Take moment to support her efforts by making a small
donation here.
She says:
Please support me as I take an amazing journey. The Out of the Darkness
Overnight Experience is an 16-18 mile walk over the course of one night. Net
proceeds benefit the
American Foundation for Suicide Prevention, funding research, advocacy,
survivor support, education, and awareness programs both to prevent suicide
and to assist those
affected by suicide.
In 2001 I lost my mother to suicide. Being a 13 year old at the time, I had a
very hard time moving on from that day. One of the biggest struggles I faced
and still face, is feeling
comfortable enough to tell people how I lost my mother. I have been carrying
this weight around with me and I very rarely tell people how my mother passed
away. There has
always been a serious taboo associated with suicide. It makes people
uncomfortable. To avoid the conversation that always follows upon someone
finding out I do not have a
mother, I have often made up other reasons for her death.
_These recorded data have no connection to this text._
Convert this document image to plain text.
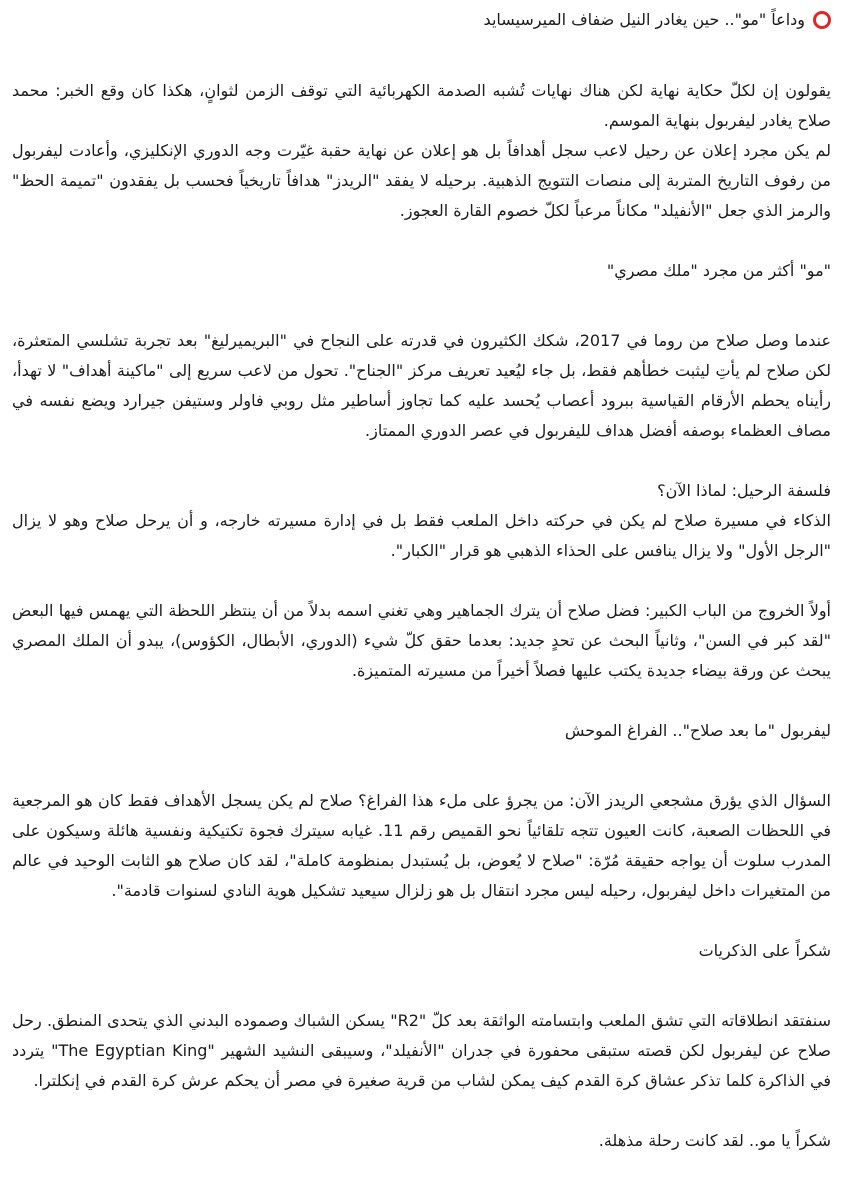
وداعاً "مو".. حين يغادر النيل ضفاف الميرسيسايد

يقولون إن لكلّ حكاية نهاية لكن هناك نهايات تُشبه الصدمة الكهربائية التي توقف الزمن لثوانٍ، هكذا كان وقع الخبر: محمد صلاح يغادر ليفربول بنهاية الموسم.

لم يكن مجرد إعلان عن رحيل لاعب سجل أهدافاً بل هو إعلان عن نهاية حقبة غيّرت وجه الدوري الإنكليزي، وأعادت ليفربول من رفوف التاريخ المتربة إلى منصات التتويج الذهبية. برحيله لا يفقد "الريدز" هدافاً تاريخياً فحسب بل يفقدون "تميمة الحظ" والرمز الذي جعل "الأنفيلد" مكاناً مرعباً لكلّ خصوم القارة العجوز.

"مو" أكثر من مجرد "ملك مصري"

عندما وصل صلاح من روما في 2017، شكك الكثيرون في قدرته على النجاح في "البريميرليغ" بعد تجربة تشلسي المتعثرة، لكن صلاح لم يأتِ ليثبت خطأهم فقط، بل جاء ليُعيد تعريف مركز "الجناح". تحول من لاعب سريع إلى "ماكينة أهداف" لا تهدأ، رأيناه يحطم الأرقام القياسية ببرود أعصاب يُحسد عليه كما تجاوز أساطير مثل روبي فاولر وستيفن جيرارد ويضع نفسه في مصاف العظماء بوصفه أفضل هداف لليفربول في عصر الدوري الممتاز.

فلسفة الرحيل: لماذا الآن؟

الذكاء في مسيرة صلاح لم يكن في حركته داخل الملعب فقط بل في إدارة مسيرته خارجه، و أن يرحل صلاح وهو لا يزال "الرجل الأول" ولا يزال ينافس على الحذاء الذهبي هو قرار "الكبار".

أولاً الخروج من الباب الكبير: فضل صلاح أن يترك الجماهير وهي تغني اسمه بدلاً من أن ينتظر اللحظة التي يهمس فيها البعض "لقد كبر في السن"، وثانياً البحث عن تحدٍ جديد: بعدما حقق كلّ شيء (الدوري، الأبطال، الكؤوس)، يبدو أن الملك المصري يبحث عن ورقة بيضاء جديدة يكتب عليها فصلاً أخيراً من مسيرته المتميزة.

ليفربول "ما بعد صلاح".. الفراغ الموحش

السؤال الذي يؤرق مشجعي الريدز الآن: من يجرؤ على ملء هذا الفراغ؟ صلاح لم يكن يسجل الأهداف فقط كان هو المرجعية في اللحظات الصعبة، كانت العيون تتجه تلقائياً نحو القميص رقم 11. غيابه سيترك فجوة تكتيكية ونفسية هائلة وسيكون على المدرب سلوت أن يواجه حقيقة مُرّة: "صلاح لا يُعوض، بل يُستبدل بمنظومة كاملة"، لقد كان صلاح هو الثابت الوحيد في عالم من المتغيرات داخل ليفربول، رحيله ليس مجرد انتقال بل هو زلزال سيعيد تشكيل هوية النادي لسنوات قادمة".

شكراً على الذكريات

سنفتقد انطلاقاته التي تشق الملعب وابتسامته الواثقة بعد كلّ "R2" يسكن الشباك وصموده البدني الذي يتحدى المنطق. رحل صلاح عن ليفربول لكن قصته ستبقى محفورة في جدران "الأنفيلد"، وسيبقى النشيد الشهير "The Egyptian King" يتردد في الذاكرة كلما تذكر عشاق كرة القدم كيف يمكن لشاب من قرية صغيرة في مصر أن يحكم عرش كرة القدم في إنكلترا.

شكراً يا مو.. لقد كانت رحلة مذهلة.
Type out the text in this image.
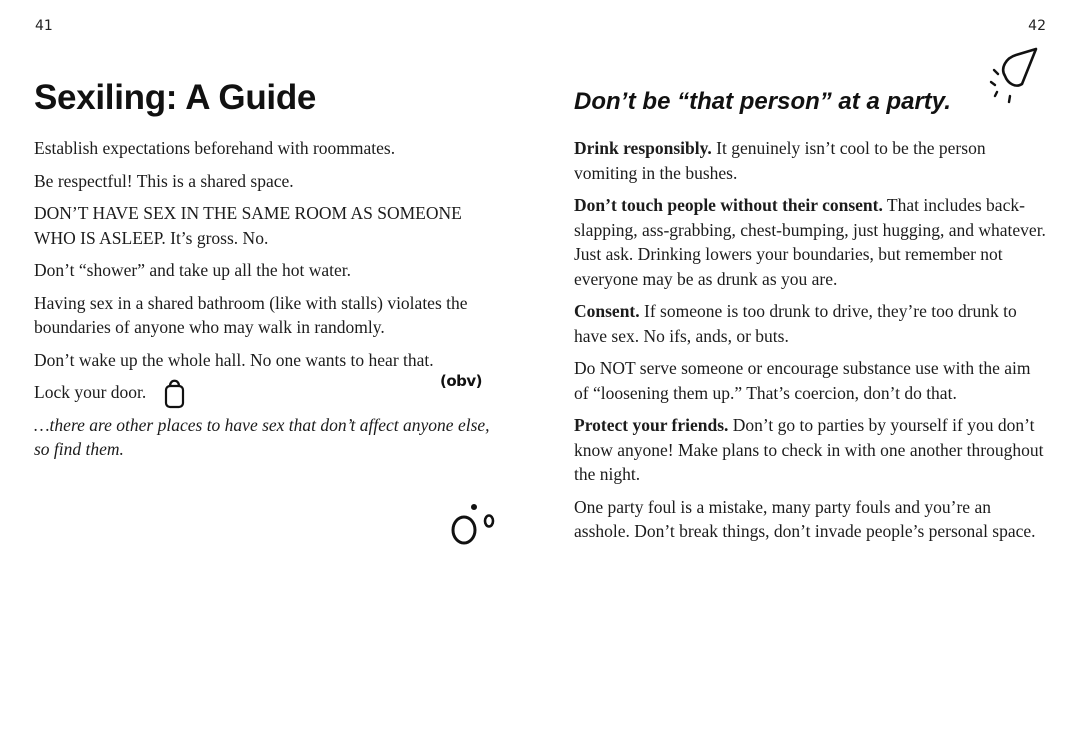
41	42
Sexiling: A Guide

Establish expectations beforehand with roommates.

Be respectful! This is a shared space.

DON’T HAVE SEX IN THE SAME ROOM AS SOMEONE WHO IS ASLEEP. It’s gross. No.

Don’t “shower” and take up all the hot water.

Having sex in a shared bathroom (like with stalls) violates the boundaries of anyone who may walk in randomly.

Don’t wake up the whole hall. No one wants to hear that.

Lock your door.

…there are other places to have sex that don’t affect anyone else, so find them.

Don’t be “that person” at a party.

Drink responsibly. It genuinely isn’t cool to be the person vomiting in the bushes.

Don’t touch people without their consent. That includes back-slapping, ass-grabbing, chest-bumping, just hugging, and whatever. Just ask. Drinking lowers your boundaries, but remember not everyone may be as drunk as you are.

Consent. If someone is too drunk to drive, they’re too drunk to have sex. No ifs, ands, or buts.

Do NOT serve someone or encourage substance use with the aim of “loosening them up.” That’s coercion, don’t do that.

Protect your friends. Don’t go to parties by yourself if you don’t know anyone! Make plans to check in with one another throughout the night.

One party foul is a mistake, many party fouls and you’re an asshole. Don’t break things, don’t invade people’s personal space.

(obv)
I catch myself
telling people "she was sick" to halt any further questions. In retrospect,
she was sick. She was sick for a
very long time. She spent her whole adult life battling mental illness and
addiction.
My mother was embarrassed by her illnesses and felt alienated by those around
her. She made a choice that day because she felt hopeless and abandoned. She
was wrong. She
had more love and support than most. She was unable to think rationally and
she made an irrational, life-altering decision that rocked the lives of many
people.
July 17th 2001 was the day that Barbara died. I carry that moment with me
everyday and everywhere. I still break down. If anything, it only gets
harder. I would like to gain my
voice back. I want to feel comfortable to say I am a victim of suicide, and I
am surviving. For every person I feel comfortable to expose my true
experiences with, the taboo
surrounding suicide is chiseled away little by little. It is time to talk
about mental illness and suicide. We all know someone who has been affected
by this. Lets talk about things
that make us uncomfortable, it is time to get it out there and to spread the
word that hope and support are always around us. We are never alone, even in
the darkest of times.
Donate Here.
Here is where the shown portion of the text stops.